Imagine an exam that combines into a single scan the diagnostic imaging power of 10 PET studies, each measuring an essential dimension of cancer's aggressiveness, metastatic potential, and susceptibility to radio- and chemotherapy.

That day may arrive soon thanks to the inventive work of Dr. Sanjiv Sam Gambhir's molecular imaging laboratory at Stanford University. Its creative use of in vivo Raman spectroscopy promises to add “multiplexing” to the everyday language of imaging practice.

Raman spectroscopy, a sophisticated quantum physics technique that produces huge bursts of molecular excitation, earned its discoverer, Sir Chandrasekhara Venkata Raman, a Nobel prize for physics in 1930. Commonly used in chemistry, it is also applied in medicine to monitor anesthesia and respiratory gas mixtures during surgery. Its application in in vivo medical imaging is new, however, Gambhir said in an interview.

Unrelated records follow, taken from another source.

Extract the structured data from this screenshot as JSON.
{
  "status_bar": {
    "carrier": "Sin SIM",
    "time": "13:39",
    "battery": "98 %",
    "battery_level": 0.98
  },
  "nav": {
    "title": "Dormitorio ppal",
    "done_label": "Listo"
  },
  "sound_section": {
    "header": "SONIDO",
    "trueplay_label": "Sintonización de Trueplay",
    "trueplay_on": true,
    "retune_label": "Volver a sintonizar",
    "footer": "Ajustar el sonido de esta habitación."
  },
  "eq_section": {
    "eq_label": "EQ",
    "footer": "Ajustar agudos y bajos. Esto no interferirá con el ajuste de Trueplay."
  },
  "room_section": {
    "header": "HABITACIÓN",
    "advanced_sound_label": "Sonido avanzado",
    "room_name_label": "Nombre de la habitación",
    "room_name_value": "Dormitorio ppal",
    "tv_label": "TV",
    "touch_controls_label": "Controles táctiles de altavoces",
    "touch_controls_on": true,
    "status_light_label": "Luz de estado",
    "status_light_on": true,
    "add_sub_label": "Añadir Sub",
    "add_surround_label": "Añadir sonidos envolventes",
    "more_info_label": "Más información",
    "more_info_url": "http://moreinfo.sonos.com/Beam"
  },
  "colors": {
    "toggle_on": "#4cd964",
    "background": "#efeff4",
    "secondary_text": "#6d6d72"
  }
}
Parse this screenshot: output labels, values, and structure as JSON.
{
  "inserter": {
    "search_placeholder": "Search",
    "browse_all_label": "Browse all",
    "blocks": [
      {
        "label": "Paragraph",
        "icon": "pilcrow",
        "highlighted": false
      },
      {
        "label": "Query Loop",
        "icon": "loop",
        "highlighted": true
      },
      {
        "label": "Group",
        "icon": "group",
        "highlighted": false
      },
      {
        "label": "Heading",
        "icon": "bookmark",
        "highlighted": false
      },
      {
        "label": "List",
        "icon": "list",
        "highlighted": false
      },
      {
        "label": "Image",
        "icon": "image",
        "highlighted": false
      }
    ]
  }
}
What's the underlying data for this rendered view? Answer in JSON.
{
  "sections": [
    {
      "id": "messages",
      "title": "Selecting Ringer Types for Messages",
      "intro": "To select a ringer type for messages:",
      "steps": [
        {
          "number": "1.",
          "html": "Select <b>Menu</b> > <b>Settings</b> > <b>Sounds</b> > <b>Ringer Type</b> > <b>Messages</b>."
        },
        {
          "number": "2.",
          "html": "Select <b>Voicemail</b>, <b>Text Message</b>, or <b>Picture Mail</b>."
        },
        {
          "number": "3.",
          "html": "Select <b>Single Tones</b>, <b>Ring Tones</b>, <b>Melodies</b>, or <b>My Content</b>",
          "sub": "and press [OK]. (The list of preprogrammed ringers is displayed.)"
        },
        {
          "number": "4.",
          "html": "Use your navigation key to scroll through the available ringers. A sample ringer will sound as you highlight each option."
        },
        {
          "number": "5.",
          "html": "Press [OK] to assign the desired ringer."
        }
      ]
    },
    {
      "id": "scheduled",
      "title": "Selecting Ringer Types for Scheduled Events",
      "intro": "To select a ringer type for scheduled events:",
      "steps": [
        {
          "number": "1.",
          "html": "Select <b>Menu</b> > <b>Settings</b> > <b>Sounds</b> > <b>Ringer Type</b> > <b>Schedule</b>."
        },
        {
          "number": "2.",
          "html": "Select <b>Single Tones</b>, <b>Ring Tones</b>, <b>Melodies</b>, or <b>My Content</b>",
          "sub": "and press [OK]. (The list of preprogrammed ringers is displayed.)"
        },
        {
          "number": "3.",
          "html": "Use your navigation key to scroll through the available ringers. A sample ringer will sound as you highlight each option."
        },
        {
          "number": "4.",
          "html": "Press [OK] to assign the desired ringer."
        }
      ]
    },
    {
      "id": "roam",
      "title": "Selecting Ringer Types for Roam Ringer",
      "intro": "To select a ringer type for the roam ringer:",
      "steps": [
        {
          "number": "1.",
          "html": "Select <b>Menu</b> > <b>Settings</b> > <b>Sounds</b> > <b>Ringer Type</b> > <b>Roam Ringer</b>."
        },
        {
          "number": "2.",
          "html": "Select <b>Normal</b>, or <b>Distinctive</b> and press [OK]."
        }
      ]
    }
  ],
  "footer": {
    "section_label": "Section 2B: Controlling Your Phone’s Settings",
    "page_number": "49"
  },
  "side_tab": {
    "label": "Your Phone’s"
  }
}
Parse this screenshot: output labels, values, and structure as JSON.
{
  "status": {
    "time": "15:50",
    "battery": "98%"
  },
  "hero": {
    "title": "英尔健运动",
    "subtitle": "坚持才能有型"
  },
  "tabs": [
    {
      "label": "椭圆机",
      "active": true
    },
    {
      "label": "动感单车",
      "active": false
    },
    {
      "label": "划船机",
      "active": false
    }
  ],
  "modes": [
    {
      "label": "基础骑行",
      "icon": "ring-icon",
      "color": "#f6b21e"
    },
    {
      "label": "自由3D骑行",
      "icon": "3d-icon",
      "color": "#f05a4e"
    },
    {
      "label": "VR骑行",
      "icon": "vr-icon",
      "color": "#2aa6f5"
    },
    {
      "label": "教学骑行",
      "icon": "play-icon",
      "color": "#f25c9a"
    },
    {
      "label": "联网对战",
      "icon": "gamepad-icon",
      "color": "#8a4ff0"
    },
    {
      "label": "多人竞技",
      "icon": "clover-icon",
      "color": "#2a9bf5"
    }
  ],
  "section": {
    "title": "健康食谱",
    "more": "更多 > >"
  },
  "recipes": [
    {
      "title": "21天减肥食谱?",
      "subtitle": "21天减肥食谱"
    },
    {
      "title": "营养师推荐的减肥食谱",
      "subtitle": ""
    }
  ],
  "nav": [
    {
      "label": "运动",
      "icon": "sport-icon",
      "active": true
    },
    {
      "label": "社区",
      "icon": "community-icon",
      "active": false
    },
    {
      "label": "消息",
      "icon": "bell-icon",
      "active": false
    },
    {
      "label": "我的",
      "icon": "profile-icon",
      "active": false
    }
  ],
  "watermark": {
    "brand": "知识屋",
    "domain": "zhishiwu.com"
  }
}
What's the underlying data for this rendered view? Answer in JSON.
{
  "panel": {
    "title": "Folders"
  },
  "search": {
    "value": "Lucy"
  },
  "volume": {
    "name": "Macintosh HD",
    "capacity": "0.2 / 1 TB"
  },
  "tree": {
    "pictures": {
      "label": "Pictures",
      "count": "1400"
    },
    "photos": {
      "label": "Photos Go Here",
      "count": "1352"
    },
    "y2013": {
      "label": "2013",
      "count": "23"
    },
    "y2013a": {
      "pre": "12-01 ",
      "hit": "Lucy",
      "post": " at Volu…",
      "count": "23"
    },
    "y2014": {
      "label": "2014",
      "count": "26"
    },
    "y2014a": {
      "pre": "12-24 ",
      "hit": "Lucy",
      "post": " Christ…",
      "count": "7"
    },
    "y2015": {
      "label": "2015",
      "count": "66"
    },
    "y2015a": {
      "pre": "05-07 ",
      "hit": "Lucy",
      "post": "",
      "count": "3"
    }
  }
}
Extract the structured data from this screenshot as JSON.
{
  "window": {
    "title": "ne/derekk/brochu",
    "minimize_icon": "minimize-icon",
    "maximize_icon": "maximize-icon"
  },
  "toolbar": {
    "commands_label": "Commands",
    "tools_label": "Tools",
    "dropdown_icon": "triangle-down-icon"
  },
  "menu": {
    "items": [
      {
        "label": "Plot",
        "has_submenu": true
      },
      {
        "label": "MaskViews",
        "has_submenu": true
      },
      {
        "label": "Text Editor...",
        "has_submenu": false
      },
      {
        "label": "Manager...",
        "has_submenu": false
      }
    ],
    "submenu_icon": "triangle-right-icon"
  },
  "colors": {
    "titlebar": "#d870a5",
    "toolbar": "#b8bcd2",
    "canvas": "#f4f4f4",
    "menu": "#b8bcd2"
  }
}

Raman spectroscopy uses a dual-component probe to target relevant physiology and produce a recordable signal. FDG, for example, accumulates in cancer cells, where it is phosphorolated and metabolized. Fluorine-18 radioisotope produces a positron signal that a PET scanner detects and localizes.

In Raman imaging, the localizing mechanisms are similar to those used in nuclear medicine, but the signaling mechanism is unique. A specific array of molecules is attached to gold nanoparticles. When the nanoparticle is excited with light, most of the photons elastically scatter at the same output frequencies as the input frequencies. With Raman scattering, however, some light is inelastically scattered, Gambhir said. The gold nanoparticles and their Raman layers amplify the inelastic scattering, so far more photons than normal are inelastically scattered.

As a result, the return signal is sharp and easily detectible. The signal amplification is huge, as is the signal-to-noise ratio, because background tissue produces little noise. Tissues where the Raman particles migrated because of their engineered targeting mechanism are amplified by the inelastically scattered light to produce an image.

In terms of multiplexing, Raman spectroscopy puts all medical imaging modalities preceding it to shame. With advanced energy windowing, SPECT imaging has simultaneously mapped the distribution of two radiopharmaceutical probes, such as thallium-201 and technetium-99m sestamibi. But the Stanford group's latest Proceedings of the National Academy of Sciences paper describes the simultaneous display of 10 types of targeted Raman particles simultaneously. And there is no technical reason why Raman spectroscopy will not eventually multiplex many times that number, Gambhir said.